Kianoush Sina, Mirbolouk Mohammadhassan, Makam Raghavendra Charan, Nasir Khurram, Blaha Michael J
Johns Hopkins Ciccarone Center for the Prevention of Heart Disease, Johns Hopkins Hospital, Blalock building Suit 501, 600 N Wolfe Street, Baltimore, MD, 21287, USA.
Center for Healthcare Advancement and Outcomes, Baptist Health South Florida, 1500 San Remo Ave, Suite 340, Coral Gables, FL, 33139, USA.
Curr Treat Options Cardiovasc Med. 2017 Sep 25;19(11):85. doi: 10.1007/s11936-017-0582-y.

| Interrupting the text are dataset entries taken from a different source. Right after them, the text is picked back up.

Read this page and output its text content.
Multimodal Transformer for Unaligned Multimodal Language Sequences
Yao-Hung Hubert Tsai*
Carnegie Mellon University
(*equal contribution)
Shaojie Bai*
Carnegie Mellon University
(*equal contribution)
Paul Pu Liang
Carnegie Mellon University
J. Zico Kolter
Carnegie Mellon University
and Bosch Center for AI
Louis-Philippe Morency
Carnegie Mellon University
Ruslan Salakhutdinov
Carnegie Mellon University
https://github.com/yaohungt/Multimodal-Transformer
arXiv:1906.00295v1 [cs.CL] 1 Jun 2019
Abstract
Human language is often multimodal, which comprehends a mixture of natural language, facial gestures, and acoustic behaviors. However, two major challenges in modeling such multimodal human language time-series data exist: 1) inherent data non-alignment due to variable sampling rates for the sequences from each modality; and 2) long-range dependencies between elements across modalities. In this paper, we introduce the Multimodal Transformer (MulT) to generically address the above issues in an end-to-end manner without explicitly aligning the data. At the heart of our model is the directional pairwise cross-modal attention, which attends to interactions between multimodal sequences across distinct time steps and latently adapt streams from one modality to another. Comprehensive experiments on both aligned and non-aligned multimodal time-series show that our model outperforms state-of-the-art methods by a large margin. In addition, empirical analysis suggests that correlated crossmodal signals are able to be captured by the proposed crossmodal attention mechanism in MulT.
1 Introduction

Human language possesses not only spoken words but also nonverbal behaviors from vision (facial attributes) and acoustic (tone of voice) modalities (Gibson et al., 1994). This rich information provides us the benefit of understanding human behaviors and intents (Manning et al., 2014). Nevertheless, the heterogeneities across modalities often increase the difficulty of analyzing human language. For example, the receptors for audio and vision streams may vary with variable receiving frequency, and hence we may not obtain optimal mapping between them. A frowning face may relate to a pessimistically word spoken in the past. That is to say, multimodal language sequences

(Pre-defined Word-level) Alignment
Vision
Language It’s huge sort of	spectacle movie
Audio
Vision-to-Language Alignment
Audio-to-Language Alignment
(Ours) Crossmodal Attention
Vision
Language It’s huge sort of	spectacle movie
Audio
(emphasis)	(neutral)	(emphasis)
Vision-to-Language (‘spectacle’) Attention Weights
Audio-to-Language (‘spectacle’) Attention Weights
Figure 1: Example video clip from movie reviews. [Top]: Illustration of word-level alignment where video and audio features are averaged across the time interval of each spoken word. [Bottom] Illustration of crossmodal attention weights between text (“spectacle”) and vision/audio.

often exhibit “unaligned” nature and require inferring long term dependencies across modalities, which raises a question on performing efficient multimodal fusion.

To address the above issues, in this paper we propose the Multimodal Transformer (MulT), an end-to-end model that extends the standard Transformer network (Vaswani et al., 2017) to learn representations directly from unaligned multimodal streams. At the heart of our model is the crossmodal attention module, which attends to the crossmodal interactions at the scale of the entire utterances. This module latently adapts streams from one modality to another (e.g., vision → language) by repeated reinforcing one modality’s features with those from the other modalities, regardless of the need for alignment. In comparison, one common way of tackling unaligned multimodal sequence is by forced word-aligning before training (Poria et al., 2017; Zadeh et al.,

Detecting subclinical atherosclerosis with coronary artery calcium (CAC) is promising for identifying individuals at risk for cardiovascular events and appears to be a robust tool for guiding initiation of appropriate and timely primary prevention strategies. However, how do we best determine its clinical value? It is clear that traditional risk prediction models based primarily on age, gender, and risk factors are insufficient for ideal personalization of risk estimation. It is now well established from epidemiologic studies that CAC adds to traditional risk scores for a more accurate risk prediction. However, such traditional epidemiology studies have limitations in establishing "clinical value," and they must be supplemented by additional data before being translated into strong recommendations in clinical practice guidelines. Fortunately, over the last few years, the research around CAC has matured to include data supporting enhanced clinician-patient risk discussions, shared decision-making, flexible risk factor treatment goals, specific clinical decision algorithms, as well as favorable cost-effectiveness analyses. We had moved from a time when we asked "if CAC adds to the risk score" to a time when we are asking "does CAC facilitate a shared decision-making model matching risk, treatment, and patient preferences?" A new risk calculator incorporating CAC into global risk scoring, and 2017 guidelines on the use of CAC published by the Society of Cardiovascular Computed Tomography (SCCT), reflect this new approach. In this article, we review the recent transition to this more clinically relevant CAC research that may support a stronger recommendation for its use in future prevention guidelines.
用冠状动脉钙化(CAC)检测亚临床动脉粥样硬化对于识别有心血管事件风险的个体很有前景,并且似乎是指导启动适当和及时的一级预防策略的有力工具。然而,我们如何才能最好地确定其临床价值呢?很明显,主要基于年龄、性别和风险因素的传统风险预测模型不足以实现理想的风险估计个性化。从流行病学研究中现已明确,CAC可补充传统风险评分,以进行更准确的风险预测。然而,此类传统流行病学研究在确立“临床价值”方面存在局限性,在转化为临床实践指南中的有力建议之前,必须补充其他数据。幸运的是,在过去几年中,围绕CAC的研究已经成熟,包括支持加强医患风险讨论、共同决策、灵活的风险因素治疗目标、特定临床决策算法以及良好成本效益分析的数据。我们已经从询问“CAC是否能增加风险评分”的时代,进入到询问“CAC是否有助于建立一个将风险、治疗和患者偏好相匹配的共同决策模型”的时代。一个将CAC纳入全球风险评分的新风险计算器,以及心血管计算机断层扫描协会(SCCT)发布的2017年CAC使用指南,都反映了这种新方法。在本文中,我们回顾了最近向这种更具临床相关性的CAC研究的转变,这可能支持在未来预防指南中更有力地推荐使用CAC。